第二話

 昨夜は飲み過ぎてしまった。「またしても」と言うべきだろう。ちょっとした記念日で、私たち夫婦と次男の三人は、近所のフレンチ・レストランへ出かけた。近所といっても歩いて行ける距離ではない。タクシーはダムをめざして走りつづけている。
「お客さん、こんなところにレストランがあるんですか」
 たしかに、あたりは真っ暗で人外魔境といった雰囲気だ。そもそもダムとレストランの取り合わせが、こうもり傘とミシンみたいでシュールだ。

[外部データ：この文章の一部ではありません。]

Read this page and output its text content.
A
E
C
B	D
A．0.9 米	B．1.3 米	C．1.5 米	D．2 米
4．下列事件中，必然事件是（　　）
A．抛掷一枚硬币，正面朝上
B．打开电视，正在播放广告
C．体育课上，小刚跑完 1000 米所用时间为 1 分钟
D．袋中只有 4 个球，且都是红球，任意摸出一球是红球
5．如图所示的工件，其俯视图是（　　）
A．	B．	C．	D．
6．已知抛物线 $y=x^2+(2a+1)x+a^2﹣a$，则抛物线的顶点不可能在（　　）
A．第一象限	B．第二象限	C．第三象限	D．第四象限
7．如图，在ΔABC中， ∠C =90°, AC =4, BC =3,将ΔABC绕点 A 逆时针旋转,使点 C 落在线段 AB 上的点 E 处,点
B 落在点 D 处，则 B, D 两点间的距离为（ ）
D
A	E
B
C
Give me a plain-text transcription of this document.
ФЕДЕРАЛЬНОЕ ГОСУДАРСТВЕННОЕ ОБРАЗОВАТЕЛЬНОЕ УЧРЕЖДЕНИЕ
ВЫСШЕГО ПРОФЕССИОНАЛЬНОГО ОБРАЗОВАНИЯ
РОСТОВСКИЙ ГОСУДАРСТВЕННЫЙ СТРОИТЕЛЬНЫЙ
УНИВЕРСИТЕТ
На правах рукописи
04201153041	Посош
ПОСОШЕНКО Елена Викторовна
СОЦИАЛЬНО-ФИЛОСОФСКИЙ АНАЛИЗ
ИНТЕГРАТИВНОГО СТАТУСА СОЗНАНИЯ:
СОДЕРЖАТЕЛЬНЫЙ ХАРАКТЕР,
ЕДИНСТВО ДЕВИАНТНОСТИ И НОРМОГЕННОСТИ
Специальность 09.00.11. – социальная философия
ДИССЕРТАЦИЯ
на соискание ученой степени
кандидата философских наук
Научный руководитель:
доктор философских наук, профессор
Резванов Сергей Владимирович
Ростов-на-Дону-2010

 おしゃれなフレンチ・レストランというよりは、不老長寿の薬草探索にでも向かっているような趣き。
 だが人里離れた魔境に、ちゃんと店はあった。乗車時間は十五分くらいなのに、別世界にやって来た気分だ。無事に到着したことを祝って、まずシャンペンで乾杯した。少しずつ料理が出てくる。遊び心にあふれたアミューズから魚と肉のメイン、デザートまで含めて、どの料理もちょっと変わっていて楽しい。民家を改造した店の内装はセンスが良く、流れている音楽は私の好みだ。旦那がシェフで奥さんがセルヴーズという、アットホームな雰囲気も心地いい。

 なんの話だ? そう、飲み過ぎたのである。調子に乗って。あまりにも居心地が良かったものだから。いや、私にだって金銭感覚はある。注文したワインが、一杯いくらかくらいは頭に入っている。だから店では適量に抑えた。支払いも、それほど予算をオーバーしなかったはずだ。
 飲み足りない私は、家に帰ってから一人でウィスキーを飲みはじめた。このところ気に入っているシングル・モルトの「フロム・ザ・バレル」。アマゾンでまとめて注文した。こんな美味い酒を買い置いている、おれのバカ、バカ、バカ。

プルル、プルル……。
「もしもし、小平です」
「あっ、どうも」
「いま、どこですか」
「新大阪から難波へ向かっているところです」
「了解。特急『こうや』のホームで待ってます」
 博多から新大阪まで、新幹線で二時間三十分。車中、『空海の風景』を読み返そうと思っていたのに。昨夜は夜中に目が覚めた。そして自己嫌悪にかられた。飲み過ぎたときの、いつものパターンだ。

 こんなことを繰り返していたら、いずれ深刻な疾病に罹患してしまうに違いない。不安と恐怖で朝まで悶々として眠れなかった。おかげで新幹線のなかでは眠くて、司馬遼太郎どころではない。高野山へ向けて、清々しい気分で出発したかったのに。出だしからつまずいてしまった。残りのウィスキーは友だちにあげよう。そして高野山の清浄な空気を吸って心を入れ替えよう。御廟の前で弘法大師空海に誓いを立てよう。